Sustained changes from projected performance

Perhaps the biggest strength of the projected Game Score is avoiding recency bias. Formulaic treatments are good like that, but they're slow to recognize actual improvement. One of the keys to streaming pitching is being ahead of the algorithms, correctly elucidating options whose skills have taken a sustainable leap forward. The opposite is also true. Sometimes, water doesn't find its level. If a pitcher's skills have slipped, his usual number may not be there in the end, as we may presuppose.

There's no foolproof recipe. Sometimes, we're tricked into thinking a change is permanent, only to see a reversion to previous levels. As such, it's obligatory to have something tangible to use as evidence. Here are some examples.

Velocity

An increase of decrease in velocity is a great indicator. Higher velocity usually results in improved skills.

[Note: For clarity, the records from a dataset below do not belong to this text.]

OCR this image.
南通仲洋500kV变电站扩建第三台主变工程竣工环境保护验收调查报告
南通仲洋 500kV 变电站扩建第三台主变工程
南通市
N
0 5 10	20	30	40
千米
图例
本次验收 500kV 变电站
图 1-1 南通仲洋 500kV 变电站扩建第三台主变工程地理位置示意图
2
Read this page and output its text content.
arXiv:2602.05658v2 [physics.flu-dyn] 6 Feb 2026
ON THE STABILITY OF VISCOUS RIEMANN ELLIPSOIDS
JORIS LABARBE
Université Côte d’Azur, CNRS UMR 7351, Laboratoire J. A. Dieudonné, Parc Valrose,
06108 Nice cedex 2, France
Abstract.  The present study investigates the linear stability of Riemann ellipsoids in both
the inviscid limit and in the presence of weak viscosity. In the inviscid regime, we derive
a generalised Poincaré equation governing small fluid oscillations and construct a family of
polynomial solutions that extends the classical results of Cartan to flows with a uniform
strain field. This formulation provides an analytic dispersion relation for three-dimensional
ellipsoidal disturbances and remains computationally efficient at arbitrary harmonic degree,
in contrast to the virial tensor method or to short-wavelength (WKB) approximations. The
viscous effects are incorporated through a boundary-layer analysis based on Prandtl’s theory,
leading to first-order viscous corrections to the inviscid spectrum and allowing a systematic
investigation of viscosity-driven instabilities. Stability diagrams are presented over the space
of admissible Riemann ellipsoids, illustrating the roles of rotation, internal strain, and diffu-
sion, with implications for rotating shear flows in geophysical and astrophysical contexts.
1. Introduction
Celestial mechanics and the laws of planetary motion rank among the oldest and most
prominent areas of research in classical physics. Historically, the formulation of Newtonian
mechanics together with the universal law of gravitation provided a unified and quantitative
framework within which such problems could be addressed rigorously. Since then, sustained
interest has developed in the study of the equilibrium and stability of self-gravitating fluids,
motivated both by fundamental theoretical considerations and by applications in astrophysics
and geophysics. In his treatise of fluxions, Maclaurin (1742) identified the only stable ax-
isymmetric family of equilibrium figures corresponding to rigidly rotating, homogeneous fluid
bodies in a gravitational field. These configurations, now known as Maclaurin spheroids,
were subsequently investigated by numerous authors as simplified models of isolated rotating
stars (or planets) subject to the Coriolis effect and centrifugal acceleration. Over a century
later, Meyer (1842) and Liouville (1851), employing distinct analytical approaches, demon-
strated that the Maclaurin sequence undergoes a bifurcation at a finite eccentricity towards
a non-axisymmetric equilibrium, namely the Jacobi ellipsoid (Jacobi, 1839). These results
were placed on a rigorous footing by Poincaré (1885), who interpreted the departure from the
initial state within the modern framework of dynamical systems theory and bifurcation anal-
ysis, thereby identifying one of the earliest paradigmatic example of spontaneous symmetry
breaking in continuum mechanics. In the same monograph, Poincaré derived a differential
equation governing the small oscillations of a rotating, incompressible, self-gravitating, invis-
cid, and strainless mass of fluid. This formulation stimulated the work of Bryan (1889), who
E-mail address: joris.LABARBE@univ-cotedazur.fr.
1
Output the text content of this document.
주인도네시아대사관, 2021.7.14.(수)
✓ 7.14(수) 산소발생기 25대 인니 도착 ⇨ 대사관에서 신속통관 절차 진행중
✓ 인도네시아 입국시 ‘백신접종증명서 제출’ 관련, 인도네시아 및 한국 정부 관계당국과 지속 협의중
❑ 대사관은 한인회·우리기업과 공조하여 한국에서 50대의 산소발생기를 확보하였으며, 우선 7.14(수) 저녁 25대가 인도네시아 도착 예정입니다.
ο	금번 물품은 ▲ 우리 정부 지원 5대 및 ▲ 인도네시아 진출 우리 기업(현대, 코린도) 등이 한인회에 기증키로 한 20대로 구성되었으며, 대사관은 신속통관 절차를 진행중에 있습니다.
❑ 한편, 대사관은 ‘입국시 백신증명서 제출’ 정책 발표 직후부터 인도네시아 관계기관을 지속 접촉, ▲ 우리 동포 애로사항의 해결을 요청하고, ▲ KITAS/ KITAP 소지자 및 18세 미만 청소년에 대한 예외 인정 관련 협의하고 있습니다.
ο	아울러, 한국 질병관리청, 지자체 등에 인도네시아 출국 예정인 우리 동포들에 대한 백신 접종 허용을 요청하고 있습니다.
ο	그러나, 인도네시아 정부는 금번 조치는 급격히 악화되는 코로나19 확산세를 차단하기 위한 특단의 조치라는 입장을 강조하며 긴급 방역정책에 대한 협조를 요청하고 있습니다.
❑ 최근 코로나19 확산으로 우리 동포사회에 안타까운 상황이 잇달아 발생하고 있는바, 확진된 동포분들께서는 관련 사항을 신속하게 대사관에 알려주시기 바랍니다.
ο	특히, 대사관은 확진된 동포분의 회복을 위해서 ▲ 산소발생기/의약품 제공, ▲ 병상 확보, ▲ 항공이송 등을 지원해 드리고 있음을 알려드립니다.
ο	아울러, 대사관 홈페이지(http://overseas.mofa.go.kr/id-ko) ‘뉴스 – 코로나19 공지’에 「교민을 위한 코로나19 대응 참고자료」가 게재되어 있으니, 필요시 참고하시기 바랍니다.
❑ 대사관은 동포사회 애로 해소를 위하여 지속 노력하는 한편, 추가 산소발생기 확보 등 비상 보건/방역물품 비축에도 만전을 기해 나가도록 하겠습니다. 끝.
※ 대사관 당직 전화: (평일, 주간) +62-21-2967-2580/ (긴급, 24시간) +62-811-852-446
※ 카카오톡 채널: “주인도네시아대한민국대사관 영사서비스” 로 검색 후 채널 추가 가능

Sure, the velocity can fall, but if you're looking for something to support improved performance, look at velocity.

Pitch mix

Many times, adding a pitch or eliminating one aids skills. Sometimes, mixing up distribution or sequencing has a positive influence on performance. For the longest time, this sort of thing was unknown, expect to those closely following a team on a day-to-day basis. In today's information era, these changes are no longer a secret as they're blasted all over social media.

General thoughts

There's a plethora of next-level analysis about pitching. However, unless you're gambling or a hard-core DFS player, it's deeper than needed to find viable pitching in standard fantasy leagues. If there's one additional factor to consider, it's umpires. While it's hard to determine who will be behind the plate to begin a series, the umpires rotate the rest of games with the first base ump calling balls and strikes the next game. Umpire tendencies are available and can be deployed to assist in streaming pitchers.

However, similar to hitters, the prevailing characteristic is a pitcher facing a weak lineup. All the rest is icing on the cake. To that end, making last-minute adjustments based on that day's lineup can pay off handsomely. It requires more diligence and the available time, but if a top hitter isn't active, the matchup can easily flip from one to avoid to one to use to your advantage.